We can run an anova test to see if our new multivariate linear model is truly better than the simple linear model.
anova(model1, model2)
## Analysis of Variance Table
##
## Model 1: mpg ~ am
## Model 2: mpg ~ wt + qsec + am
## Res.Df RSS Df Sum of Sq F Pr(>F)
## 1 30 720.90
## 2 28 169.29 2 551.61 45.618 1.55e-09 ***
## ---
## Signif. codes: 0 '***' 0.001 '**' 0.01 '*' 0.05 '.' 0.1 ' ' 1
anova(model1, model2)$"Pr(>F)"[2]
## [1] 1.550495e-09
With a p-value of 1.55e-09, we can reject the null hypothesis that the models are not significantly different.
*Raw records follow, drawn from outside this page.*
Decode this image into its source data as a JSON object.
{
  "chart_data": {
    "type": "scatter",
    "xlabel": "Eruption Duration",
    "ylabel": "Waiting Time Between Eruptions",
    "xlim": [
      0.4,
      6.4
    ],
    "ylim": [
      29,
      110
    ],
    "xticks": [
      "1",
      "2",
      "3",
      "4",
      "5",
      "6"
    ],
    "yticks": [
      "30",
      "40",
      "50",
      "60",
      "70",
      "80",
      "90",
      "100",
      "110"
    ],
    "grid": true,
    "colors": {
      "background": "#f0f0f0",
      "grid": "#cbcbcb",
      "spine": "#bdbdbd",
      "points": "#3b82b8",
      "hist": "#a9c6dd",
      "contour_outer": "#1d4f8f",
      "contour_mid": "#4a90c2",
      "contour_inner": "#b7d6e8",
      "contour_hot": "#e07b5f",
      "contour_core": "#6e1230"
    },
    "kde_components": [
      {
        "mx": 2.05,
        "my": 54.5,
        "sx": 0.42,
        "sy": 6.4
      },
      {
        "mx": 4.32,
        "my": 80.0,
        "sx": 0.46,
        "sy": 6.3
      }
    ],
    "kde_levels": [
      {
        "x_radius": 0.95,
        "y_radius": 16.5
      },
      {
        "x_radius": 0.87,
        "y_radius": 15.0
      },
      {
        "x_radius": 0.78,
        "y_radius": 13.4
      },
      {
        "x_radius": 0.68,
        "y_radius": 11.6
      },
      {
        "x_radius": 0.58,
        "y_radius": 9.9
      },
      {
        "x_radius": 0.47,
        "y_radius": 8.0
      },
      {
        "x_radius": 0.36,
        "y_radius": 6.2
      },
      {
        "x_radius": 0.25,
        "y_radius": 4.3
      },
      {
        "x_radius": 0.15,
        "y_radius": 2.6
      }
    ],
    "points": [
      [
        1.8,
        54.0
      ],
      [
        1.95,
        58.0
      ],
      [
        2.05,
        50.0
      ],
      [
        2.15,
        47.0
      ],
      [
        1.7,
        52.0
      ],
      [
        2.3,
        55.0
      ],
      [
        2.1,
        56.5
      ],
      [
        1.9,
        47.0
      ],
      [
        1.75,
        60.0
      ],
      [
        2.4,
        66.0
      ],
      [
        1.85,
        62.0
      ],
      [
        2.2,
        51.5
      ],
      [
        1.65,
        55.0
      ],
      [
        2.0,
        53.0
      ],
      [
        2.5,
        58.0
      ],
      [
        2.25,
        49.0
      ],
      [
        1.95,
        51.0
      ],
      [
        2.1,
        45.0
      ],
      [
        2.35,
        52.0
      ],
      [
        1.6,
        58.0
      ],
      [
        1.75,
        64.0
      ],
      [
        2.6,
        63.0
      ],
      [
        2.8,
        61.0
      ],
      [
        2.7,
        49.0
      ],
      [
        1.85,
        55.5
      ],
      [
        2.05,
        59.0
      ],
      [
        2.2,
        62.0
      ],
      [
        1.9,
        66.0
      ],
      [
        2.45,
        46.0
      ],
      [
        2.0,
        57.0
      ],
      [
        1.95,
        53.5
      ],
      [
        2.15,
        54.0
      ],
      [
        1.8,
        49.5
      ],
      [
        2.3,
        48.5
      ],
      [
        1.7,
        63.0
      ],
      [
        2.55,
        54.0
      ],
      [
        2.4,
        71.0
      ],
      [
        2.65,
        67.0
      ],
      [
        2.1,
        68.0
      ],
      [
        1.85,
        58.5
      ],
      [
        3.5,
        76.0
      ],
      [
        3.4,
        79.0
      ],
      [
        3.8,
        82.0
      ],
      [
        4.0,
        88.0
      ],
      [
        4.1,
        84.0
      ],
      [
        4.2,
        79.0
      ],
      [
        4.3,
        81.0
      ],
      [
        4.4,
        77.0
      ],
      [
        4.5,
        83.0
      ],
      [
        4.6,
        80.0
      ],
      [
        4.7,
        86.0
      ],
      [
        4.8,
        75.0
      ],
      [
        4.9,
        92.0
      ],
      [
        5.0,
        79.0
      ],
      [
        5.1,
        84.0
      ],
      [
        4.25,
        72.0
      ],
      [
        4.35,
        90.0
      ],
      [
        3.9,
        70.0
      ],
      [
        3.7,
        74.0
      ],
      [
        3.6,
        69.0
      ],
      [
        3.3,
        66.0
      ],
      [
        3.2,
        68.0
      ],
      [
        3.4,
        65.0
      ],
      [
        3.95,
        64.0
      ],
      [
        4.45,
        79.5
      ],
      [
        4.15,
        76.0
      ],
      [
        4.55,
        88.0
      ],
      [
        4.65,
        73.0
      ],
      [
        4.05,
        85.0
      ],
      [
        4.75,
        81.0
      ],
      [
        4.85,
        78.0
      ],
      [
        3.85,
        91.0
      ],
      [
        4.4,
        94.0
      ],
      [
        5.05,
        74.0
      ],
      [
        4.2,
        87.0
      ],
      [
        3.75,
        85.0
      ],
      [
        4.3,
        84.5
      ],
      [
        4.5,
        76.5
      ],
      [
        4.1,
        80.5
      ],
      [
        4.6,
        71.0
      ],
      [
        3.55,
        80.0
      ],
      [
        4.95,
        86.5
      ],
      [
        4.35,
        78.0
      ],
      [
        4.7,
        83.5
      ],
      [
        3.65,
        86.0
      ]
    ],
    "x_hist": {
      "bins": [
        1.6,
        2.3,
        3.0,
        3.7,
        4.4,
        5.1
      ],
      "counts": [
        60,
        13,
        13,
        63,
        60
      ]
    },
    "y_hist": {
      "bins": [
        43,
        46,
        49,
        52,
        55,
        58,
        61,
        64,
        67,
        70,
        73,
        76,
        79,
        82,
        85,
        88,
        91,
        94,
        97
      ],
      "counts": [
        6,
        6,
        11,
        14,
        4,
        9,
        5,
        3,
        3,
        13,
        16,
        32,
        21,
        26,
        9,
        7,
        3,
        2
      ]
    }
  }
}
Let’s take a look at our model’s residuals:
layout(matrix(c(1,2,3,4),2,2))
plot(model2)
The residuals don’t show any pattern, appear to be following a normal distributuion, and do not appear to have heteroskedasticity.
Is an automatic or manual transmission better for MPG?
No, regression analysis shows that manual transmissions have better MPG.
Quantify the MPG difference between automatic and manual transmissions?
A car with manual transmission will get 2.9 miles more per gallon than an automatic car, holding weight and quarter mile time constant.